Au cours de la dernière semaine, l’indice américain S&P 500 a effacé pratiquement 3 mois de gains en l’espace de deux séances ce qui (au premier abord) peut sembler frustrant :
Dans l’article de cette semaine (et pour contrebalancer quelque peu ce sentiment de frustration), j’aimerais donc revenir sur les bénéfices (cachés) de ce genre d’événements, et expliquer un peu plus en détails pourquoi, si vous êtes un investisseur de long terme désireux de générer un maximum de rendement en bourse, vous devriez les attendre avec impatience plutôt que les redouter.
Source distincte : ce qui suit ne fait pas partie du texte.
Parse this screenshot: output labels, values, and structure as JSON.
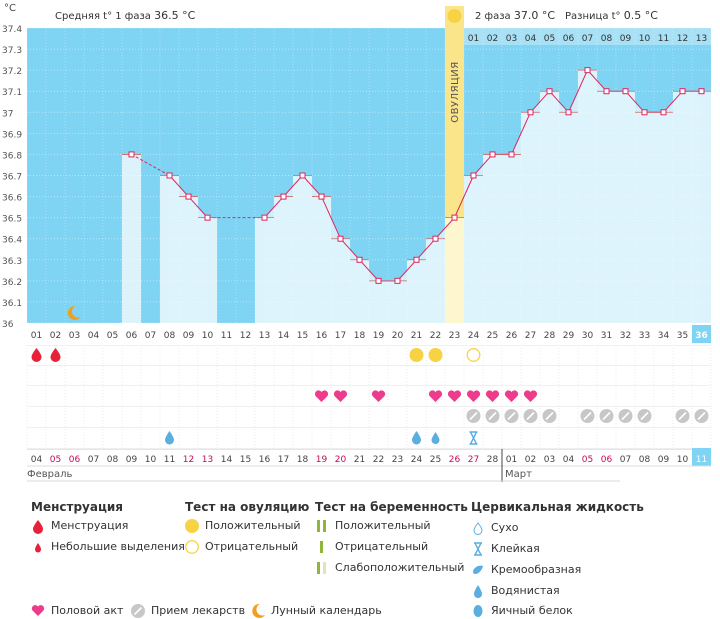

Ce que nous verrons (entre autres) :
- L’erreur faite par la plupart des investisseurs qui voient le cours de leurs actions chuter
- Pourquoi les déclins de marchés sont synonymes d’opportunité
- L’élément central qui conditionnera la majorité de vos rendements boursiers à long terme
Payer moins cher pour la même chose
Un célèbre investisseur a dit que les marchés financiers sont par nature irrationnels, car les bourses sont les seuls endroits au monde où les gens s’enfuient pendant les soldes.
Et si ce phénomène se reproduit encore et encore, c’est parce que la plupart des gens ont tendance à confondre la valeur de leur société avec le prix qu’ils la paient en bourse.
Warren Buffett (ainsi que son mentor Benjamin Graham) sont les deux investisseurs les plus souvent cités pour avoir établi la nette distinction qui existait entre les deux à travers leur célèbre aphorisme « Price is what you pay, value is what you get » (le prix c’est ce que vous payez, la valeur c’est ce que vous obtenez).
La première fois que j’ai lu cette citation, j’ai eu du mal à en saisir le sens et les implications et à comprendre pourquoi tout le monde semblait trouver cela si profond.
En réalité, cette simple phrase rétabli la différence (simple mais essentielle) qui existe entre le prix que côte une action en bourse, et la valeur fondamentale de la société.
Si le prix d’une société chute fortement alors que se valeur fondamentale reste inchangée, cela signifie simplement que l’on a une bonne occasion de payer moins cher pour exactement la même chose, et donc qu’il n’y a pas de raison de paniquer puisque le marché nous donne simplement l’occasion de…
Toucher plus de dividendes (pour le même prix)
Le corollaire de payer moins cher une société, c’est que si celle-ci paie 4 euros de dividendes et que son prix passe de 100 à 50 euros, nous pouvons toucher 2 fois plus de dividendes sur une même somme d’argent investie.
Le rendement de l’action passe alors de 4% à 8%, et le placement n’en devient que plus intéressant (du moment que vous avez fait vos devoirs auparavant bien sûr, et que vous vous êtes assuré que le dividende de la société était sûr, car il ne faut jamais oublier que le dividende d’une société dont les finances ne sont pas saines peut être coupé).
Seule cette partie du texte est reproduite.